Senada dengan nenek lansia tadi, Azhar menjelaskan rumah mereka hancur karena kayu-kayu yang terbawa arus.

Ia menambahkan, kayu-kayu itu merupakan hasil penebangan dari sebuah perusahaan yang membuka lahan sawit di sekitar wilayah mereka.

“Kami tidak tahu nama perusahannya. Penebangan pohon katanya untuk lahan plasma sawit di gunung sana. Infonya kami dapat setelah kejadian (banjir)” ungkap Azhar.

Hingga Rabu (3/12/2025) pagi, jumlah korban jiwa akibat banjir bandang di Aceh, Sumut, dan Sumatra Barat (Sumbar), sudah bertambah menjadi 753 orang.

Sementara itu, korban hilang masih dalam pencarian berjumlah 650 jiwa dan luka-luka 2.600 jiwa.

Sebanyak 3.600 rumah dilaporkan rusak berat dan 2.100 lainnya rusak ringan.

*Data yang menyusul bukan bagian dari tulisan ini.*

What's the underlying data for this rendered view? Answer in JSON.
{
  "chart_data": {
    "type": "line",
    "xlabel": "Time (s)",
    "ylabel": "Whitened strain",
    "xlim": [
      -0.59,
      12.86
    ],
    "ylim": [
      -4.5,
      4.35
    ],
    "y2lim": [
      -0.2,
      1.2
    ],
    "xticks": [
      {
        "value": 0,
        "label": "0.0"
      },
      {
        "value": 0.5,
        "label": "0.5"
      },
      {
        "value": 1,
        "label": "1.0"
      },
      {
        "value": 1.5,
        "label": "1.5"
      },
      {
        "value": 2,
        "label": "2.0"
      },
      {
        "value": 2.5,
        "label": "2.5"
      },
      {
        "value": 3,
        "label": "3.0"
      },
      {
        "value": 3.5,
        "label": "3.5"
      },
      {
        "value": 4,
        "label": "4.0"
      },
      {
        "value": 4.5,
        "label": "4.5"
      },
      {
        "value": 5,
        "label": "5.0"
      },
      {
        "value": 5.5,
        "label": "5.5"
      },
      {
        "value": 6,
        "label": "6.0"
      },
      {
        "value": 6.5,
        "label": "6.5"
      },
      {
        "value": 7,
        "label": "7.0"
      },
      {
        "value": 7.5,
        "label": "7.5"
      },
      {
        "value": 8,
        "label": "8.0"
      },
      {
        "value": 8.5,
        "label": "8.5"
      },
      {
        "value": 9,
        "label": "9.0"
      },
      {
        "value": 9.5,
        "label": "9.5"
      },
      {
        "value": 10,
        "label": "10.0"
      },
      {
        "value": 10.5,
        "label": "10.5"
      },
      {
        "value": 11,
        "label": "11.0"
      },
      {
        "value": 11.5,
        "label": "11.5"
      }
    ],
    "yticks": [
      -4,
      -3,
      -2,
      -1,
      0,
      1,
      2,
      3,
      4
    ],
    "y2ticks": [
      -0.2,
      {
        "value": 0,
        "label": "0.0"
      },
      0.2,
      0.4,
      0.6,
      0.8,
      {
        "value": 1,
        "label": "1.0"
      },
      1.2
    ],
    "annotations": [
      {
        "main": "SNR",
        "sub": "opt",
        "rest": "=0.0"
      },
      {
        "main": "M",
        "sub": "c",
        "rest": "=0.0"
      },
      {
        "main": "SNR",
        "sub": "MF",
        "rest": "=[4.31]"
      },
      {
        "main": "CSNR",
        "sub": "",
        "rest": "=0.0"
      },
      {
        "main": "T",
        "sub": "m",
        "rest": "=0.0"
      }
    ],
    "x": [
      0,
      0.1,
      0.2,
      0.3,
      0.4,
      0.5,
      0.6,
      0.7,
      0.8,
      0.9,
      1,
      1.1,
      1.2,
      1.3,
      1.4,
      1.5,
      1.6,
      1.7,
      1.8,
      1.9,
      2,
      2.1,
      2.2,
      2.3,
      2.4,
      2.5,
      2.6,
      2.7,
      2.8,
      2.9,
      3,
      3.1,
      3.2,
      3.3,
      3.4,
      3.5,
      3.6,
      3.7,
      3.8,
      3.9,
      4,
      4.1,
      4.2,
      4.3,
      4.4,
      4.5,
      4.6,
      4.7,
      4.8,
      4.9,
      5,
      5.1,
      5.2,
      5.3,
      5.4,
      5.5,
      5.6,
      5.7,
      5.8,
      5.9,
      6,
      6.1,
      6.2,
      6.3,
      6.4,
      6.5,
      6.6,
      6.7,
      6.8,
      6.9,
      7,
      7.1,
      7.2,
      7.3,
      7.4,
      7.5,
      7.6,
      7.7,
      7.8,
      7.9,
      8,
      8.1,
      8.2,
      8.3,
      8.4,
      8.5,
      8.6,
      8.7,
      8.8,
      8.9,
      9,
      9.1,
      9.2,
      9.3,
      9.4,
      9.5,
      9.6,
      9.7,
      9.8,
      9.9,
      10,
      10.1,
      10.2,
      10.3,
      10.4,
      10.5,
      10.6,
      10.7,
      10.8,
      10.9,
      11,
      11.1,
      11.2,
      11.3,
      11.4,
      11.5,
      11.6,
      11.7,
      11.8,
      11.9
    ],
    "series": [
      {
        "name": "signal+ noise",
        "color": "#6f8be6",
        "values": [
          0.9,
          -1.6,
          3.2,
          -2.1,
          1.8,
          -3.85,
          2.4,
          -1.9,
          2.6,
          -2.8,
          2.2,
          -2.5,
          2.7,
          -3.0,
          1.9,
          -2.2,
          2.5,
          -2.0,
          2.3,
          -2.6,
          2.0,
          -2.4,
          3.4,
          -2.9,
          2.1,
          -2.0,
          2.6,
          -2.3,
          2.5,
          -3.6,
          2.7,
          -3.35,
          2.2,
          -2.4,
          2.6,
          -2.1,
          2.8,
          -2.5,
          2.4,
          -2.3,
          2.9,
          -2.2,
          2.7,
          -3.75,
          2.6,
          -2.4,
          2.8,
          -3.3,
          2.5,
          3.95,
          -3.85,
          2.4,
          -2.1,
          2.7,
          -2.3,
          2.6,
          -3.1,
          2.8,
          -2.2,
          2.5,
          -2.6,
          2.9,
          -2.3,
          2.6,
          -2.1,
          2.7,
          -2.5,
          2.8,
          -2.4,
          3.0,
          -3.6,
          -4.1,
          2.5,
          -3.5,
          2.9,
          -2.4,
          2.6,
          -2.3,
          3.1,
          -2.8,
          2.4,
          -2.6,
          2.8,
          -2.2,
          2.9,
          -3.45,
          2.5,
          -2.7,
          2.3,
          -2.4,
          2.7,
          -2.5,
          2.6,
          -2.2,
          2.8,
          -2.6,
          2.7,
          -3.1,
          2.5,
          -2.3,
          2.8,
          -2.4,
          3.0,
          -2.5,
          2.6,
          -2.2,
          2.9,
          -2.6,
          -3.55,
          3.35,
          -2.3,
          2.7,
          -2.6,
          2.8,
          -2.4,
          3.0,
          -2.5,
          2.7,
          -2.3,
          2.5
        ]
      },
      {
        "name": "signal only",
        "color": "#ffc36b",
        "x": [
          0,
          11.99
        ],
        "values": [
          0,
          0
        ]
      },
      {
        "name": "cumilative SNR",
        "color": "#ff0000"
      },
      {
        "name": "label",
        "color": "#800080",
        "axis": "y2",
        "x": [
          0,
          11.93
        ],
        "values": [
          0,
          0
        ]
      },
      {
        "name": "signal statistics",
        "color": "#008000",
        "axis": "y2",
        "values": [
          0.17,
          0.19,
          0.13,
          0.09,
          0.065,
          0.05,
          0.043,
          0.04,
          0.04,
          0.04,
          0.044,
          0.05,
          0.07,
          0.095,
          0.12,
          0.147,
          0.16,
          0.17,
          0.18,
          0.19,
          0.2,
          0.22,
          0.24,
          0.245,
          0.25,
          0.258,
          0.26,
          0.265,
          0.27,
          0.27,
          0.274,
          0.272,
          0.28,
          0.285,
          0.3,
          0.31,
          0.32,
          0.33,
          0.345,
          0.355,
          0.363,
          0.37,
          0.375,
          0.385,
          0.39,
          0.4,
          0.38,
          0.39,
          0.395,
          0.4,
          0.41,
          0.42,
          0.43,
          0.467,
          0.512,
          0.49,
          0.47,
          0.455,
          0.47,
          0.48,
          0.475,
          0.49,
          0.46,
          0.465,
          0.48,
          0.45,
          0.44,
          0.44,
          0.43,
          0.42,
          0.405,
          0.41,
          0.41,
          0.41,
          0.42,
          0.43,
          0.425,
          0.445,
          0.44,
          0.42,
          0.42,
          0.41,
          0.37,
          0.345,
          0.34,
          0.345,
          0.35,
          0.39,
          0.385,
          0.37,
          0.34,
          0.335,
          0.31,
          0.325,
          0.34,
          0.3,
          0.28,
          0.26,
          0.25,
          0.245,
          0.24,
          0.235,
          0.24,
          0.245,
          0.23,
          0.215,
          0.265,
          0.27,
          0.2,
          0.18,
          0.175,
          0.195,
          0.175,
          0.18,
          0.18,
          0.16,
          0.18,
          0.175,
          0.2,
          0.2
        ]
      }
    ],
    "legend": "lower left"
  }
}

Untuk jumlah pengungsi, di Aceh mencapai 1,5 juta warga; Sumut 538 ribu warga; dan Sumbar 106.200 warga.

Pengakuan Dosa Bahlil

Sebelumnya, Bahlil mengaku ia pernah menebang hutan saat menjadi pengusaha.

Hal itu dilakukannya demi keberlangsungan usahanya di sektor tambang.

“Saya menceritakan sedikit, saya juga merasa bersalah karena waktu saya jadi pengusaha dulu, saya kebetulan usaha saya duluan main-main sama tambang, yang semua urusannya pasti tebang pohon,” katanya dalam acara Golkar di Kantor DPP di Palmerah, Jakarta Barat, Jumat (28/11/2025), dikutip dari YouTube DPP Partai Golkar.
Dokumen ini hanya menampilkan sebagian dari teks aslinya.